Having kids is a special case of spending your time and money in ways that make you happy. A moral system for human beings needs to allow some amount of this. It's like working for $56k at a job you enjoy instead of getting $72k at a job you like less. [3] Or spending your free time reading instead of working extra hours building up a consulting business. Keeping in mind both the cost and that on average people don't seem to be happier parenting, if having kids is what would make you most happy for the expense in time and money then it seems justified.
(This is how Julia and I thought of it when deciding whether we should have kids.)
I also posted this on my blog.
[1] College is currently in a huge state of flux. Advertised costs are rising far faster than inflation as colleges realize they can get away with near perfect price discrimination in the form of "either pay the extremely high sticker price or give us all your financial data so we can determine exactly how much you can afford." At the same time online courses and mixed models are getting to where they can provide much of the value of traditional lecture courses, and in some ways do better.
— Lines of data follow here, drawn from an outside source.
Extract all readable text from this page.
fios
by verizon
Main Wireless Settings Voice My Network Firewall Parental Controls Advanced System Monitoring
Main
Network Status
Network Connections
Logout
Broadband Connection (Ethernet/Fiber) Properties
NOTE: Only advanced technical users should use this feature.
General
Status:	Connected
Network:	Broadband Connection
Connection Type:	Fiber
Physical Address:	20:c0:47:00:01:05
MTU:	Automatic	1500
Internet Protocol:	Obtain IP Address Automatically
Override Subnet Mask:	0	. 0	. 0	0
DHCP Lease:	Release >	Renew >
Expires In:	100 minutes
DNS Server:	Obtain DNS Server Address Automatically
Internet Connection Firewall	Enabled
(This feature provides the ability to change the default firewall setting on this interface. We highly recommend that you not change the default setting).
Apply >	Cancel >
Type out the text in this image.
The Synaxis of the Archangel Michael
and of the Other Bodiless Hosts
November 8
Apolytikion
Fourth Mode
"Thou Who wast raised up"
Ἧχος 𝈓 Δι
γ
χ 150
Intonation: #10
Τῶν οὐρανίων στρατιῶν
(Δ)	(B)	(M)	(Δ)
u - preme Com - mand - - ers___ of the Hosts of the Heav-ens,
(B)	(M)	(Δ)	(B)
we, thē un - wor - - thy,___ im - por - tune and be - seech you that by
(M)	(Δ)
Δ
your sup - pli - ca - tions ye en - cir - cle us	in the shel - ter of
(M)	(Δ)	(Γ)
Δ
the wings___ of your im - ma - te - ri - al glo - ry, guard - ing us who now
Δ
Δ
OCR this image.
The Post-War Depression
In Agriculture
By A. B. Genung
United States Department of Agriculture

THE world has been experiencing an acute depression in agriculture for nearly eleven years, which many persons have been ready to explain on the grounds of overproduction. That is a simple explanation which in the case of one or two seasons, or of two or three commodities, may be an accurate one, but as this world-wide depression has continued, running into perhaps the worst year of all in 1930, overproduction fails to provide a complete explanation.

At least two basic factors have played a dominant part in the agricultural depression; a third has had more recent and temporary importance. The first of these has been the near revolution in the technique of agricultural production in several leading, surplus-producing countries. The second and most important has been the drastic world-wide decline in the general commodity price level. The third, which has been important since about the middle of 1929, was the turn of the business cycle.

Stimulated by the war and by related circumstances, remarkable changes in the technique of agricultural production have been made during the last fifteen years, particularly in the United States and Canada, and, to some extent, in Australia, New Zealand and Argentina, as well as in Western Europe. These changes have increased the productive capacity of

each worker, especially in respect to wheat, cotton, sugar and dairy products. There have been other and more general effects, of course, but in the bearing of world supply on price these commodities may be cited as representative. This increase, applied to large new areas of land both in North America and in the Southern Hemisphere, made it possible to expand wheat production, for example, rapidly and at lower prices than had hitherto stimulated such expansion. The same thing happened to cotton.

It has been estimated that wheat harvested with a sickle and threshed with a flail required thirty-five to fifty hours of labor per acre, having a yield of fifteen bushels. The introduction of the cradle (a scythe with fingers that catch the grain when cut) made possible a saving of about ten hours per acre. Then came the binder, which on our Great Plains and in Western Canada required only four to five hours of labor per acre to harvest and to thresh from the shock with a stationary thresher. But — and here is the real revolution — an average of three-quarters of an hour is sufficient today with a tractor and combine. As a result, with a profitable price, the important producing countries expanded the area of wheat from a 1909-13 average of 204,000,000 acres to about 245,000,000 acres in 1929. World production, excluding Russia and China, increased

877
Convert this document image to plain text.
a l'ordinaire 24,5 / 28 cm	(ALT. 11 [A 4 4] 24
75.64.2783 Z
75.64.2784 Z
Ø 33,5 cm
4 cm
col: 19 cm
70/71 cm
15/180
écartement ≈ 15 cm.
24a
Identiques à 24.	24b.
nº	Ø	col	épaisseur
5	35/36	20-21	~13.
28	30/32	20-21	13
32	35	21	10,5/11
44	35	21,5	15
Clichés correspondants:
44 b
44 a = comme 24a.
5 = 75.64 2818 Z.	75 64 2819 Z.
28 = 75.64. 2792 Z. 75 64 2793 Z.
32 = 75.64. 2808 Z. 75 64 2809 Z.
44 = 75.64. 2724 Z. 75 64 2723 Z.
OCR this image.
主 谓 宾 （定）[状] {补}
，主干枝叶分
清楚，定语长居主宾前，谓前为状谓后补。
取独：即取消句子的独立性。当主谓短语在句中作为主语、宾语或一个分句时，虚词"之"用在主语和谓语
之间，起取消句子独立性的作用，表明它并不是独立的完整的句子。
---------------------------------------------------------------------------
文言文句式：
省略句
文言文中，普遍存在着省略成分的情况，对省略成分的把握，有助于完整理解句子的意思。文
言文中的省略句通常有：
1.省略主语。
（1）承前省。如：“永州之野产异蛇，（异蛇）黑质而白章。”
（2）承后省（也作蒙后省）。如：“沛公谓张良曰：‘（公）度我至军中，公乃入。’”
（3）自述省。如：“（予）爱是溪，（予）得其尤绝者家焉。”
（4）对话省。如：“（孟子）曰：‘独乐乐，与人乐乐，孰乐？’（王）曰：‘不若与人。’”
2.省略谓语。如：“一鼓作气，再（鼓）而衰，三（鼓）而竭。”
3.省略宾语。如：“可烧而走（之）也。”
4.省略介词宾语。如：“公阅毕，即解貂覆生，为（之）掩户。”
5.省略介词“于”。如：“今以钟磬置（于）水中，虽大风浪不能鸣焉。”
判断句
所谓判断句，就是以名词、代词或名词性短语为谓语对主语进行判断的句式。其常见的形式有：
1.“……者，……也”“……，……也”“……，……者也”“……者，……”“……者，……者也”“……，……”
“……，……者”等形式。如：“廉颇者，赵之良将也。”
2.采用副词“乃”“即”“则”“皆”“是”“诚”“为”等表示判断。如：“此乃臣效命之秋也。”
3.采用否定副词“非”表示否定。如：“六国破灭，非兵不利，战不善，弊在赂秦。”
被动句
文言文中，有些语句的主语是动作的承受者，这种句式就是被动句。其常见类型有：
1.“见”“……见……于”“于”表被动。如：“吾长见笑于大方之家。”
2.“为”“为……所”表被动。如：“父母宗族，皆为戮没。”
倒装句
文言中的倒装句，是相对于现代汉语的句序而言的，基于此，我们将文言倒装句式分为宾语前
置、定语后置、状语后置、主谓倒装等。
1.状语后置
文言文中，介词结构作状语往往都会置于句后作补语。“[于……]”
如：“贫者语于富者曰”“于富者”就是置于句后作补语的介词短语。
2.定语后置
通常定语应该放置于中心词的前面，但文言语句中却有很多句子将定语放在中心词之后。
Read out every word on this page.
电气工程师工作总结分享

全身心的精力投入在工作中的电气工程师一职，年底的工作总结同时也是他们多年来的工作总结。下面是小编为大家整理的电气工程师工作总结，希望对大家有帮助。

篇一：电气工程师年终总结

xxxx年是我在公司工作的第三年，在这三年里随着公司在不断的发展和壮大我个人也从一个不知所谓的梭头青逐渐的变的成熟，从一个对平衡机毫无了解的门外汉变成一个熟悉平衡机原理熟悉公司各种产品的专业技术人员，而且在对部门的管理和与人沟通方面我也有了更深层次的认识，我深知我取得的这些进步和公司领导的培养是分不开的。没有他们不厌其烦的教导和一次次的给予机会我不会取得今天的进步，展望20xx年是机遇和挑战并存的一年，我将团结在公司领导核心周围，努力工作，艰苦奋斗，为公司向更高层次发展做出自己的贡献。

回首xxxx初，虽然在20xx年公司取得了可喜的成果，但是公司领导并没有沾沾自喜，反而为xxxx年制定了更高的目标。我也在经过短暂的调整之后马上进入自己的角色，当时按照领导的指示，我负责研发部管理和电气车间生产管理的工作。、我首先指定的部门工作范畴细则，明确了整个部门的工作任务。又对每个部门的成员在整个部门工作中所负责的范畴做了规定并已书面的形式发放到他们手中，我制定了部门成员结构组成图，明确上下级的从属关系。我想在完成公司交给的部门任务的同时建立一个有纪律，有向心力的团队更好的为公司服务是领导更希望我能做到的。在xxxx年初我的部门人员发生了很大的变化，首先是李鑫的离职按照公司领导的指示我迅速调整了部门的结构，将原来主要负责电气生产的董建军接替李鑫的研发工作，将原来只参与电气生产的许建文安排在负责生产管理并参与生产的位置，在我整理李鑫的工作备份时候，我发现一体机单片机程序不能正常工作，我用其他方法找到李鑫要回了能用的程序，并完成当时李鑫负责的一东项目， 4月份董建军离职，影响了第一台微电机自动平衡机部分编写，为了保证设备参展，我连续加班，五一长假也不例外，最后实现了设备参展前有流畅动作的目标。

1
I have very little idea what to budget for college for a kid born now; likely costs range from "free" to "all you have".
[2] Rachels uses a much lower number:
Their Brenzel citation is to the Vaccine-Preventable Diseases section of the DCP2. The $205 number is "Estimated cost per death averted for the Traditional Immunization Program in Sub-Saharan Africa and South Asia" in table 20.5.
[3] This is a $16k difference, which comes from taking $500k over 20 years and dividing by two for the two parents, and then adding some for taxes. Though the earnings difference is likely to last more like 40 years.